The first question relates to the nature of the effects of the PS mutations: do they represent a gain in function, a loss of function, or a gain of a novel function? Because all but one of the mutations have been missense mutations (15) [the single exception being an in-frame deletion of part of the hydrophilic loop of PS1 (see Fig. 1) (16)], the consensus was that these mutations most probably caused gains of misfunction (see, for example, ref. 15). This supposition was strengthened by the fact that mice expressing mutant PS genes (but still with their endogenous PS genes) showed the Aβ phenotype, suggesting that normal levels of the wild-type endogenous protein could not compensate for the mutant (2–4). However, more recent work, particularly on the Caenorhabditis elegans isologues of the PS, has cast doubt on this explanation.

Figure 1.

The structure of the PS1 protein derived from the author’s interpretation of ref. 20, showing the positions of the exon boundaries (21) and mutations (reviewed in ref. 22).

Two C. elegans isologues of the PS have been identified: spe-4 and sel-12 (17, 18). Both are recessive phenotypes. spe-4 mutants have a defect in spermatogenesis believed to be caused by a problem with protein trafficking in the Golgi (17), and sel-12 mutants have an egg-laying defect in which the notch pathway is implicated (18). Molecular analysis of the latter with respect to the PS has been particularly informative, because, in this pathway, wild-type PS rescues the phenotype, but several missense mutations do not (ref. 19, †). Also, work in which PS expression is reduced in cells transfected with antisense constructs has shown that this reduction of PS expression leads to an increase in Aβ42(43) production.‡ These data strongly suggest that there is a loss of function component to the effects of the mutations (19), although it is clear that complete loss of function is extremely unlikely because mice in which the PS1 gene has been knocked out, die in utero.§ If loss of PS function is critical to the AD phenotype, then understanding the normal roles of this family of proteins becomes key. To date, we have only the sketchiest of ideas as to what these roles might be. Clearly, further genetic analysis of C. elegans is warranted, specifically to determine other components of the spe-4 and sel-12 pathways so that their human homologues can then be tested for any role in the expression of the Aβ phenotype. Thus, it may well be that assessment of Aβ42(43) will be used as a surrogate marker for AD, and that egg-laying defects in C. elegans will be used as a surrogate for the Aβ phenotype. The development of powerful molecular screens, such as these, for identifying components of the early stages in the pathogenesis of the disease, can only speed the process of understanding the disease.

The cliché that many reviews (and grant applications) on AD used to start with was “Alzheimer disease is a dementia of unknown cause and inexorable progression.” Over this last couple of years, this cliché has become no longer true.
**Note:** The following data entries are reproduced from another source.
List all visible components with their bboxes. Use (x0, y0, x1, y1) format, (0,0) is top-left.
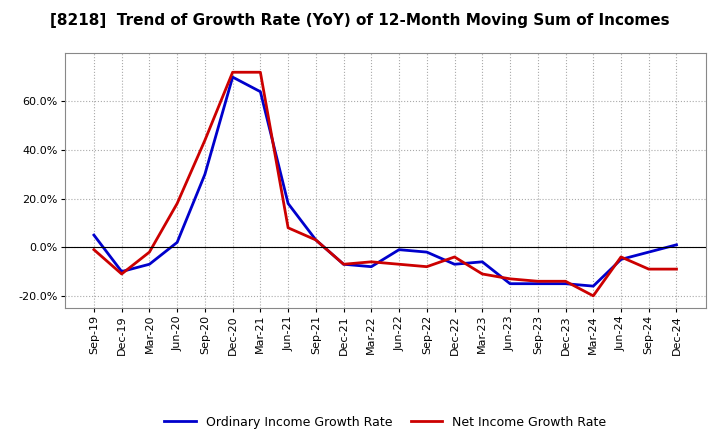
Ordinary Income Growth Rate (256, 89, 265, 94)
Ordinary Income Growth Rate (201, 172, 210, 177)
Ordinary Income Growth Rate (534, 281, 542, 286)
Ordinary Income Growth Rate (423, 249, 431, 255)
Ordinary Income Growth Rate (228, 74, 237, 80)
Net Income Growth Rate (284, 225, 292, 231)
Net Income Growth Rate (89, 247, 98, 252)
Ordinary Income Growth Rate (505, 281, 514, 286)
Net Income Growth Rate (145, 249, 154, 255)
Ordinary Income Growth Rate (367, 264, 376, 269)
Ordinary Income Growth Rate (589, 283, 598, 289)
Ordinary Income Growth Rate (478, 259, 487, 264)
Net Income Growth Rate (672, 267, 681, 272)
Ordinary Income Growth Rate (117, 269, 126, 274)
Ordinary Income Growth Rate (312, 237, 320, 242)
Ordinary Income Growth Rate (644, 249, 653, 255)
Net Income Growth Rate (312, 237, 320, 242)
Ordinary Income Growth Rate (339, 262, 348, 267)
Ordinary Income Growth Rate (284, 201, 292, 206)
Ordinary Income Growth Rate (395, 247, 403, 252)
Net Income Growth Rate (561, 279, 570, 284)
Ordinary Income Growth Rate (672, 242, 681, 247)
Net Income Growth Rate (201, 138, 210, 143)
Ordinary Income Growth Rate (173, 240, 181, 245)
Net Income Growth Rate (644, 267, 653, 272)
Net Income Growth Rate (117, 271, 126, 277)
Net Income Growth Rate (505, 276, 514, 282)
Net Income Growth Rate (228, 70, 237, 75)
Net Income Growth Rate (173, 201, 181, 206)
Ordinary Income Growth Rate (561, 281, 570, 286)
Legend: Ordinary Income Growth Rate, Net Income Growth Rate: Ordinary Income Growth Rate, Net Income … (159, 411, 611, 434)
Net Income Growth Rate (367, 259, 376, 264)
Line: Ordinary Income Growth Rate: Ordinary Income Growth Rate (94, 77, 677, 286)
Ordinary Income Growth Rate (450, 262, 459, 267)
Net Income Growth Rate (256, 70, 265, 75)
Net Income Growth Rate (616, 254, 625, 260)
Net Income Growth Rate (478, 271, 487, 277)
Net Income Growth Rate (589, 293, 598, 298)
Net Income Growth Rate (423, 264, 431, 269)
Net Income Growth Rate (339, 262, 348, 267)
Ordinary Income Growth Rate (89, 232, 98, 238)
Net Income Growth Rate (534, 279, 542, 284)
Text: [8218]  Trend of Growth Rate (YoY) of 12-Month Moving Sum of Incomes: [8218] Trend of Growth Rate (YoY) of 12-… (50, 13, 670, 28)
Ordinary Income Growth Rate (145, 262, 154, 267)
Net Income Growth Rate (450, 254, 459, 260)
Ordinary Income Growth Rate (616, 257, 625, 262)
Line: Net Income Growth Rate: Net Income Growth Rate (94, 72, 677, 296)
Net Income Growth Rate (395, 262, 403, 267)
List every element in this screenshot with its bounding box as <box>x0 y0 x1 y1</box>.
We now know several causes of the disease (all genetic so far), and all of these “causes” have pointed toward the path of APP metabolism and Aβ production and deposition as being the key early event in disease pathogenesis. Unfortunately, the “inexorable progression” part of the cliché remains true; however, genetics and molecular biology now are revealing credible drug targets, and it is to be hoped that relatively soon we will be able to turn this leap in understanding into effective therapy. The unofficial “goal” of the National Institute on Aging was to have some form of effective therapy by the year 2000. This ambitious goal may yet be realized.